Esse cenário transforma a comissão interna em um instrumento essencial de proteção para as empresas, que devem se resguardar contra processos trabalhistas e a fiscalização do Ministério do Trabalho. Não é suficiente apenas “ter CIPA no papel”; é necessário comprovar a execução de ações práticas, a elaboração de relatórios, a realização de treinamentos e a efetividade do canal de denúncias. O rigor das exigências aumentou e empresas que não se prepararem adequadamente sentirão as consequências.

Para aprofundar a discussão sobre a relação entre saúde mental e assédio, recomenda-se a leitura do conteúdo publicado em janeiro, que explora o tema do assédio moral e seus reflexos no ambiente de trabalho.

Diferenciação entre CIPA e SESMT

É comum a confusão entre a CIPA e o SESMT nas discussões sobre saúde e segurança do trabalho. A CIPA, ou Comissão Interna de Prevenção de Acidentes, é um grupo formado por funcionários, que são eleitos ou indicados, com a missão de analisar e mitigar riscos comportamentais, ambientais e sociais, além de atuar na gestão de denúncias. Em contrapartida, o SESMT, ou Serviço Especializado em Engenharia de Segurança e Medicina do Trabalho, é composto por profissionais qualificados, como engenheiros, médicos, técnicos e enfermeiros, cuja função é planejar, fiscalizar e gerenciar programas técnicos de saúde e segurança.

CIPA é colaborativa, SESMT é profissional.

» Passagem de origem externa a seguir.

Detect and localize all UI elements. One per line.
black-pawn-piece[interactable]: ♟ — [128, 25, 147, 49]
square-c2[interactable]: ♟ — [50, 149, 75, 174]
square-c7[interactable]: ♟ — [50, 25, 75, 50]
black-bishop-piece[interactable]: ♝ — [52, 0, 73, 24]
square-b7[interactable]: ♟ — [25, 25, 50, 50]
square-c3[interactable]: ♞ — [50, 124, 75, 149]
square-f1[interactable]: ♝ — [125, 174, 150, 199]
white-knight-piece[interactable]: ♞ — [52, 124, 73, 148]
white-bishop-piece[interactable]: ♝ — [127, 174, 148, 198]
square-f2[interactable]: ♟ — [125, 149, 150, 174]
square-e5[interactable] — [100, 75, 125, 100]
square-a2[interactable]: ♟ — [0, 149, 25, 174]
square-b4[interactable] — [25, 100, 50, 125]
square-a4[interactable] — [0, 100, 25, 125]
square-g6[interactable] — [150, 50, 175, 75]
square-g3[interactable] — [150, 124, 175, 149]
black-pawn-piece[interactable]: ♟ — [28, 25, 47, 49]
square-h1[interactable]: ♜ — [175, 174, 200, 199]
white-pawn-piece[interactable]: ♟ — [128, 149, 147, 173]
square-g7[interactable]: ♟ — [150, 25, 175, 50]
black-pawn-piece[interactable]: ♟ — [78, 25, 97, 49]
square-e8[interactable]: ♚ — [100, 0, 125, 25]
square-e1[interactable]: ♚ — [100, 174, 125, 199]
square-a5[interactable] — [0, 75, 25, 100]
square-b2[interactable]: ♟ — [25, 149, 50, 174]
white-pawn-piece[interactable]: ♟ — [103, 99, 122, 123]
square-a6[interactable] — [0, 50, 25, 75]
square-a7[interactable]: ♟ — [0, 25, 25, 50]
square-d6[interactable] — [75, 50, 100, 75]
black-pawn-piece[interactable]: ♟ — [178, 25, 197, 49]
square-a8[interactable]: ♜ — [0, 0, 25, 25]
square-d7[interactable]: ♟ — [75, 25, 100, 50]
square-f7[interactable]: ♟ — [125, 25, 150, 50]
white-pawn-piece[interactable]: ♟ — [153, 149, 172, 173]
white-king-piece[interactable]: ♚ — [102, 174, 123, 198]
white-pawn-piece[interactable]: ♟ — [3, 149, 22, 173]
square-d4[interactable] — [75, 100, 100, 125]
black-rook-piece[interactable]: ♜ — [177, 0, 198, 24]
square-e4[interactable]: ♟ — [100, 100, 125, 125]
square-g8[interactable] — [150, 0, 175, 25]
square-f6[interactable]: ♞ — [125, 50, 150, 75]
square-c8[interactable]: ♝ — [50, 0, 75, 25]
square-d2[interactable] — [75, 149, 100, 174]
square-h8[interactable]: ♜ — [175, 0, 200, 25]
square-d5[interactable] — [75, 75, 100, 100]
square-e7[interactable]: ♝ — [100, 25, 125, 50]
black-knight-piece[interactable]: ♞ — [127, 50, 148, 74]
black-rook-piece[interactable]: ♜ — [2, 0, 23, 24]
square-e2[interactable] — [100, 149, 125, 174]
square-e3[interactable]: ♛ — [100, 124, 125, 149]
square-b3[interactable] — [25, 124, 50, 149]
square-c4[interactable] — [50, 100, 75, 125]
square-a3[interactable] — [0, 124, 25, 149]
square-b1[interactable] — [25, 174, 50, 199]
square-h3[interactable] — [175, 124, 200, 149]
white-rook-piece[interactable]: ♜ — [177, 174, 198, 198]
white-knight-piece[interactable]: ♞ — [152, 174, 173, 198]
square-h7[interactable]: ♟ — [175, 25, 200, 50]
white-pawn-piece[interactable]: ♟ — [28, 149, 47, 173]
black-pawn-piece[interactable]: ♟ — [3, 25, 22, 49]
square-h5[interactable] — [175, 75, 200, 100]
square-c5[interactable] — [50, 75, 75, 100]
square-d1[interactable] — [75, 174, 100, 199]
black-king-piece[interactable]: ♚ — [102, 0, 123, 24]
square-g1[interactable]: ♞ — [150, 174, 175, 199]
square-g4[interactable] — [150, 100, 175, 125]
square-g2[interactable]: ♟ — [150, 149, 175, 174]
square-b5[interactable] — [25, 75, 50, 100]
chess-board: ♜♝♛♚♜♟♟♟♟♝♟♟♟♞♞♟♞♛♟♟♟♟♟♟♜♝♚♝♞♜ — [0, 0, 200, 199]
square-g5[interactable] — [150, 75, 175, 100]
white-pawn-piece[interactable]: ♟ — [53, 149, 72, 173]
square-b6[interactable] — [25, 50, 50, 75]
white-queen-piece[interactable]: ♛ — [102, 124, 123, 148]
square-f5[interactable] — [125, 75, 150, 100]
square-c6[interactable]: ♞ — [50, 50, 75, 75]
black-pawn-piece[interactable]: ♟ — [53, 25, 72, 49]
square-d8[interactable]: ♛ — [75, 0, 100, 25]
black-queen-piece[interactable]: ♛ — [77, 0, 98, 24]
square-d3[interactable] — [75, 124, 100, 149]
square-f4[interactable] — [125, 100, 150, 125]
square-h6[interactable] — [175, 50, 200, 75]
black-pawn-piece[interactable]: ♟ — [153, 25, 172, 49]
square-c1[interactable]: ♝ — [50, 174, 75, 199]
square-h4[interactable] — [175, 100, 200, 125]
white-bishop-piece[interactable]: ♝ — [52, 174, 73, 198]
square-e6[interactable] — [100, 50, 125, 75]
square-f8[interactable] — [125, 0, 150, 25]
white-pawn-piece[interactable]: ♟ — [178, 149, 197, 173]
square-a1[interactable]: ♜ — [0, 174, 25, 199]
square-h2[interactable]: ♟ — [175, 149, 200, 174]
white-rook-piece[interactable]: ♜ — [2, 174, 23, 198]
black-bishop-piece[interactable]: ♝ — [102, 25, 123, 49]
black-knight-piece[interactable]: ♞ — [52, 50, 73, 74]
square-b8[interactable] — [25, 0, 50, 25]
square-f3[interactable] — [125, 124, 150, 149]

Embora essas duas estruturas trabalhem em conjunto, elas possuem papéis distintos dentro da organização. Enquanto o SESMT fornece suporte técnico especializado, a CIPA atua como um elo entre os colaboradores e a gestão, trazendo à tona as questões práticas do ambiente de trabalho. Ignorar a importância da CIPA em favor de uma terceirização excessiva para o SESMT pode resultar em falhas significativas, gerando não apenas multas, mas também um aumento nos riscos para a saúde e segurança dos colaboradores.

Consultor orientando grupo sobre conformidade da CIPA

Conclusão: construindo um ambiente de trabalho seguro e ético

Construir um ambiente seguro, respeitoso e íntegro exige ação contínua, presença ativa da CIPA e ferramentas eficientes para registrar e solucionar denúncias. O desafio é diário, mas os resultados, quando as empresas assumem seu papel, são visíveis, menos acidentes, menos assédio, mais confiança e engajamento.